The equivalent for the investment world is, at the core, a very simple structure founded upon public market diversification with one basic defense mechanism: see a volatile movement, react in the opposite direction (i.e. rebalance into it). A simple structure and strategy, if adhered to, has one of the best chances of surviving for many decades.

Maynard was writing as a member of the 300 Club, a global group of investment professionals concerned about the long-term shift within the industry towards more costly and complex models and products.

While cockroaches, unlike managers of hedge funds and private equity, don’t build mansions in Greenwich, they do as a species survive. And what’s more, the cockroach approach to portfolio management does not depend on identifying genius, and praying that it never fails. Instead a cockroach portfolio, with a traditional spread across equity and debt and a tenacious dedication to rebalancing, whatever the weather, can do all right at low cost. Or rather can do all right in part because of low costs.

NON-LINEAR

In the good old days, think about early 1990s and before, risk management for pensions and endowments was relatively easier, in large part because nearly all holdings were transparent securities which priced constantly, and, importantly, independently. That means that when a sell-off happened, or when a bubble formed, managers could easily and quickly see what was happening. The response, and this is not rocket science, is simply to re-balance, to buy or sell that which has changed in value in order to keep one’s proportions on target.

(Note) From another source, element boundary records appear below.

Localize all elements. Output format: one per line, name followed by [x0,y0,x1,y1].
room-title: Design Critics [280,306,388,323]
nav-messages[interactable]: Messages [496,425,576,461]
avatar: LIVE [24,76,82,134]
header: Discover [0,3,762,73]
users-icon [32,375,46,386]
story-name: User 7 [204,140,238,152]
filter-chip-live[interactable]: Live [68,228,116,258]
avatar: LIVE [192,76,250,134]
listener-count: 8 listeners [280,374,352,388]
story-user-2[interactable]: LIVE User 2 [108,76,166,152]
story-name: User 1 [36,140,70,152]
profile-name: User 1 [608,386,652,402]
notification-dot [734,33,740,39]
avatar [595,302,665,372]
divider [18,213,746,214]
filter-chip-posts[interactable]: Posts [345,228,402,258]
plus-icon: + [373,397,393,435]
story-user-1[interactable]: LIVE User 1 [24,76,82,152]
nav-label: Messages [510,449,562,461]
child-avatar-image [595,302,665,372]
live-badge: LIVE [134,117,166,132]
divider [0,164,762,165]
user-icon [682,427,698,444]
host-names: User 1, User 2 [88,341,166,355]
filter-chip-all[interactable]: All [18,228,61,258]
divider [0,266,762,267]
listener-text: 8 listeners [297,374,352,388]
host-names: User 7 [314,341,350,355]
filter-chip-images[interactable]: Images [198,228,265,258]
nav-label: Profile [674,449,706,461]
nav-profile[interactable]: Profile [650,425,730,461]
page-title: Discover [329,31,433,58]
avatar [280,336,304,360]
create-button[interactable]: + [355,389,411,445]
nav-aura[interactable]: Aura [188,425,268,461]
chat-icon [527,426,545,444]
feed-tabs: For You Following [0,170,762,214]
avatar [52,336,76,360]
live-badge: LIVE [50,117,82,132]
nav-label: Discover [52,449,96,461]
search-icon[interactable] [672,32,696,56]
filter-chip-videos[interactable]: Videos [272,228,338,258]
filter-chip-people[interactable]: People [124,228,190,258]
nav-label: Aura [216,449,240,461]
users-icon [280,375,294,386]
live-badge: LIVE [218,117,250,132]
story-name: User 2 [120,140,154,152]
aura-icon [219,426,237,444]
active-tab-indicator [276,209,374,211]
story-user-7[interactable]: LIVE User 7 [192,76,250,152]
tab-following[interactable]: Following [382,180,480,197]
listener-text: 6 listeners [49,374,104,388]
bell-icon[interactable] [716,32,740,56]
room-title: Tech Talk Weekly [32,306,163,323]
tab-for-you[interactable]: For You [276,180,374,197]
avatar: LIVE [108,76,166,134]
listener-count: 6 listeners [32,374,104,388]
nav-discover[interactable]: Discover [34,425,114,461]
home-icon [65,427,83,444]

In contrast, to manage risk when owning timberland or private equity limited partnerships is far more complex. Not only are the prices neither independent nor continuous, the efforts towards controlling these idiosyncratic risks rely mostly on math and assumptions.

Rather than following a coin flip or linear distribution, Maynard argues, markets in the short term are highly volatile, behaving more like seismographic data, including earthquakes, than a normal random distribution of movements.

The good news is this smoothes out over longer periods, but the bad news for endowments is the tools they have are ill-suited to the risk-management task at hand.

During the financial crisis, the different nature of shorter-term markets turned out to offer only opportunities for pain, not gain, for the endowment model because it is opaque and non-transparent, relying instead on quantitative risk-control systems and models, Maynard writes.

Be it value-at-risk, with its naive coin-tossing assumptions, or regression analysis, with its reliance on linear relationships, all of these tools inevitably fail when markets, as they inevitably do, erupt.

Think of it this way. Managing based on risk-management tools is like flying an airplane by instruments. But instrument flying is predicated on the fact that mountains don’t move, and nor do runways. Instrument flying a portfolio, which is what one is forced to do when it is chock full of complex and opaque (and expensive) products, is extremely dangerous.

Better then, in investment, to lower the altitude, if that is what is needed, so that one can fly by eye and react to those moving mountains of the financial markets.